Rakuten Group CEO Mickey Mikitani (pictured) said: “We’re entering a new era where mobile network operators can choose how to build and deploy a network by working with the world’s most innovative software companies to create open and interoperable solutions.”

Rakuten has been an investor in Altiostar for two years, when its initial investment needed approval by the Committee on Foreign Investment in the United States.

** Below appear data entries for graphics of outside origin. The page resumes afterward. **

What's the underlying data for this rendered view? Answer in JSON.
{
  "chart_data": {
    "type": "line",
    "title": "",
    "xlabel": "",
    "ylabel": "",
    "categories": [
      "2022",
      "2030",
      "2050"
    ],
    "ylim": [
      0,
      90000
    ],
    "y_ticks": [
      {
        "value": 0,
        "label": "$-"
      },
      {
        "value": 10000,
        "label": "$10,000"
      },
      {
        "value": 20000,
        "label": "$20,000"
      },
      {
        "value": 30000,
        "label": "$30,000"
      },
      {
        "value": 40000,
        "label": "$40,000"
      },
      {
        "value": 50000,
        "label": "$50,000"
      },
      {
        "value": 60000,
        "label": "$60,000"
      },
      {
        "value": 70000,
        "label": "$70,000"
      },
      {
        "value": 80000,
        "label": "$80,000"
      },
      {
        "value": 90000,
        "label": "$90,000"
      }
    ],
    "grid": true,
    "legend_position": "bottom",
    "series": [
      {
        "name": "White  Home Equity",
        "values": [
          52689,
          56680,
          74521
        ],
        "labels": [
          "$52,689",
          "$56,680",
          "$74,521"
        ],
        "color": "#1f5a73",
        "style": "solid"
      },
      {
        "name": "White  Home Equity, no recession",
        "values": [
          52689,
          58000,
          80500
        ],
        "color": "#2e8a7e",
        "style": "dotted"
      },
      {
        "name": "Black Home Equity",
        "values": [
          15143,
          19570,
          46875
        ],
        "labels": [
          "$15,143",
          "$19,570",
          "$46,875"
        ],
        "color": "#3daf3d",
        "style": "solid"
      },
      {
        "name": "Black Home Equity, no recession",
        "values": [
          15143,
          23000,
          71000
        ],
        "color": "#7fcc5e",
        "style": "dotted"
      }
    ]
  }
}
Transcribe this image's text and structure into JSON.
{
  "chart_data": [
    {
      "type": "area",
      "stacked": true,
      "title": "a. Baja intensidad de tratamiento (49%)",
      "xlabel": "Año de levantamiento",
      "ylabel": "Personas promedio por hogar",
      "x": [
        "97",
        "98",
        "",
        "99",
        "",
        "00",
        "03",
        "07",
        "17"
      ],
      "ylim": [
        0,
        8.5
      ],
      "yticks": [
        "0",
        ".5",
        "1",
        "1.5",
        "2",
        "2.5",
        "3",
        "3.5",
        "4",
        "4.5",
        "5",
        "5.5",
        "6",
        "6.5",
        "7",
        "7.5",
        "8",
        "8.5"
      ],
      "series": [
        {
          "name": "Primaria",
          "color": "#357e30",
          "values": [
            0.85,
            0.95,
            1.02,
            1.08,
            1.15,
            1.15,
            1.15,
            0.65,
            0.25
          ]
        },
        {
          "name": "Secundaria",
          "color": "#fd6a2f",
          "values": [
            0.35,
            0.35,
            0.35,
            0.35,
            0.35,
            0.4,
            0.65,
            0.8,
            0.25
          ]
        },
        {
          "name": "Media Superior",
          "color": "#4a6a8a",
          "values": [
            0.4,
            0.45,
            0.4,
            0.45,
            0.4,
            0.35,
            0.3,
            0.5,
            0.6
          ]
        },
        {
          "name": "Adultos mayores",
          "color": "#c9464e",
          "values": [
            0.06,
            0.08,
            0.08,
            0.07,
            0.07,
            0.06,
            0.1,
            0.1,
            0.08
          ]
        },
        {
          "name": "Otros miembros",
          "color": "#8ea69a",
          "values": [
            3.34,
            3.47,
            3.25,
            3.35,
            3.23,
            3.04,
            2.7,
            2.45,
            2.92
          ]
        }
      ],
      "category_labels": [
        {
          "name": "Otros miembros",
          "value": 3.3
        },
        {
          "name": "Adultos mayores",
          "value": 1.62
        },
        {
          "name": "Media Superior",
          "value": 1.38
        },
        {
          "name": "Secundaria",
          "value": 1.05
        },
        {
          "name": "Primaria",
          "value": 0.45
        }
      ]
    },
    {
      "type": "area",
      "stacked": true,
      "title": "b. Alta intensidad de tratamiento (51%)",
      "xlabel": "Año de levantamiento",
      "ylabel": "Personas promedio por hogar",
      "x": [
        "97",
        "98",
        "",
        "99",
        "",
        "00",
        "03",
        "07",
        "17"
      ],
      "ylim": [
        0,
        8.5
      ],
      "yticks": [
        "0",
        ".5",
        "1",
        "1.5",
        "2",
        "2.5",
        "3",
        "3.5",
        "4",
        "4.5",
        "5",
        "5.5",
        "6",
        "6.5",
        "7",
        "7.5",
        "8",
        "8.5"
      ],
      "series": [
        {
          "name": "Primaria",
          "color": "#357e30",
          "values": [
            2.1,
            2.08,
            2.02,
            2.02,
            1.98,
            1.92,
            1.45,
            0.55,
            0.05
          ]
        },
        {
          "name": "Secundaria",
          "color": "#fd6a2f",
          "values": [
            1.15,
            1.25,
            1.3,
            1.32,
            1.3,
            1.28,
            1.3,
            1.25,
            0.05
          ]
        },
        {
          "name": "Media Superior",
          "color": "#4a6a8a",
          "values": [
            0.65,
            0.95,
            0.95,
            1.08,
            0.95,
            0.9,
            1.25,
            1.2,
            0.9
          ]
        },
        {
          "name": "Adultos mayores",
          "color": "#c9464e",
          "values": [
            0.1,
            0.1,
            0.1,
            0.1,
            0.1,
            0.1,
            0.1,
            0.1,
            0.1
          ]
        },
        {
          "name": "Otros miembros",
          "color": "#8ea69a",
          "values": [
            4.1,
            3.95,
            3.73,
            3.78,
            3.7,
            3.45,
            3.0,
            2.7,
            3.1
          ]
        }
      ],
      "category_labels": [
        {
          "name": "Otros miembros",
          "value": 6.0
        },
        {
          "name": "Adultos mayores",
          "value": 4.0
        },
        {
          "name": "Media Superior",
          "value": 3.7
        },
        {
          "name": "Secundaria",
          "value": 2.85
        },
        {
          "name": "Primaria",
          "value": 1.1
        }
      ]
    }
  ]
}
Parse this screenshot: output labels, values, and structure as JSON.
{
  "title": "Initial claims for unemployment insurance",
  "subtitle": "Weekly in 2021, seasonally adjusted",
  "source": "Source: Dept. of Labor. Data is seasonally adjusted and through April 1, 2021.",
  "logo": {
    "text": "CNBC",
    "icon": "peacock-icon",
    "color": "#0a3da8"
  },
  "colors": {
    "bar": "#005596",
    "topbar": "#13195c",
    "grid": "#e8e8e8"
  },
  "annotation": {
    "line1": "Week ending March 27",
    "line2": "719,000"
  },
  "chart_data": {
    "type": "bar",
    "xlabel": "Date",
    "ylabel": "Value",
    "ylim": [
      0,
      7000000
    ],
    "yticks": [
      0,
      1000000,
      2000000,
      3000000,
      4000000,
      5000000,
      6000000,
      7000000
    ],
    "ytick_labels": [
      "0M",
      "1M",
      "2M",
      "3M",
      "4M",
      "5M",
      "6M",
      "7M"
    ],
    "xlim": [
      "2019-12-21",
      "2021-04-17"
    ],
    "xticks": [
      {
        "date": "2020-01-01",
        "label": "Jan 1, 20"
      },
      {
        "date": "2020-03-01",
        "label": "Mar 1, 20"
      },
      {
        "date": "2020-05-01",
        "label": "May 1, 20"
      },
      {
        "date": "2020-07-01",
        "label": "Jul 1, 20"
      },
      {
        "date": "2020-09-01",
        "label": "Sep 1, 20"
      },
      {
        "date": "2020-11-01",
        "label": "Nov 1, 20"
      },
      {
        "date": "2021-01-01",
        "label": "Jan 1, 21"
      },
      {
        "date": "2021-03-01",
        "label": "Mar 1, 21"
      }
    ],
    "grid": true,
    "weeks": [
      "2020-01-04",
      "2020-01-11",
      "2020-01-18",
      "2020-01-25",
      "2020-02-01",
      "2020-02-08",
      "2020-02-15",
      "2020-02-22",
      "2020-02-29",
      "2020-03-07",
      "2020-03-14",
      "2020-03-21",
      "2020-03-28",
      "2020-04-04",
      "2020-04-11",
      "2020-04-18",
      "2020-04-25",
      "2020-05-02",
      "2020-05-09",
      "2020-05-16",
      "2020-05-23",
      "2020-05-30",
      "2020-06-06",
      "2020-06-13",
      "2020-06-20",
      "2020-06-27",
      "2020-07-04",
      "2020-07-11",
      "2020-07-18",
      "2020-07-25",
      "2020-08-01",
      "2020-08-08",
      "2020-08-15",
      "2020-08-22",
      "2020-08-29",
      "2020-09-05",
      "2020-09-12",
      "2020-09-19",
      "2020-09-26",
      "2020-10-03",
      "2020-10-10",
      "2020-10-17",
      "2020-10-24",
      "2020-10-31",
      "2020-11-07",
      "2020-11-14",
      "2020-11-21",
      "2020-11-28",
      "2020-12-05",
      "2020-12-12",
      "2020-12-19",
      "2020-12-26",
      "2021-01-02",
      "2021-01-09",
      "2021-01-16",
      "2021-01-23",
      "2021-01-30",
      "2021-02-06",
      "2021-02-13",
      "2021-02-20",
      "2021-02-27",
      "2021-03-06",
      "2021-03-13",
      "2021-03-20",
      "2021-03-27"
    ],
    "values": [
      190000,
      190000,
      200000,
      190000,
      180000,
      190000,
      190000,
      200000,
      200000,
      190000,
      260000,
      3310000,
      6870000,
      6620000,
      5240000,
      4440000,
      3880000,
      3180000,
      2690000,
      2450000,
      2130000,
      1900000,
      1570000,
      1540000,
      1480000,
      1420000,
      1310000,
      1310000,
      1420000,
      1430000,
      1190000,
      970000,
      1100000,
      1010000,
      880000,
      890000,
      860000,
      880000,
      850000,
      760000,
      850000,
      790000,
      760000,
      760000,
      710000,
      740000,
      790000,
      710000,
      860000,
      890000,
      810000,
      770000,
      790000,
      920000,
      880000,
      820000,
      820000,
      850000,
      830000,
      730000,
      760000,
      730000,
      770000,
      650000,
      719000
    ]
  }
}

Last year Indian services company Tech Mahindra sold its stake in Altiostar to Rakuten for $45 million.

Rakuten CTO Tareq Amin and Rakuten Mobile president Yoshihisa Yamada have been on the Altiostar board since the 2019 investment.

The move indicates that Rakuten is positioning itself at the technological centre of the rapid acceptance of open radio access networks (open RAN or O RAN) in the mobile industry.

Last year it started, in Japan, what it believes is the first 5G cloud-based open radio access networks, and this year it tied up with equipment supplier NEC to promote open RAN networks worldwide.

Two months ago African operator MTN announced that Altiostar would be one of its vendors in a move to open RAN technology.

Mikitani said today: “We’re delighted to welcome the Altiostar team to the Rakuten family as we share a common passion for empowering mobile networks through disruptive innovation, offering mobile operators around the world secure, cost-effective and highly agile technology.”

Ashraf Dahod, CEO of Altiostar Networks, welcomed the move. “Open RAN architecture and virtualisation are key to building software-centric networks that can scale and adapt to meet an explosion of devices and applications driving service velocity and profits,” he said.

“Becoming a Rakuten group company will allow us to build on our foundation and accelerate our technology development to help operators to innovate, explore new business models and bring affordable broadband to the masses through web-scale mobile networks.”

Dahod will continue as CEO of Altiostaar, as well as assume what Rakuten calls a key role in the Rakuten Communications Platform, which the operator describes as “a fully virtualised, cloud-native telco platform which allows customers to easily and quickly build secure and open mobile networks at lower cost”.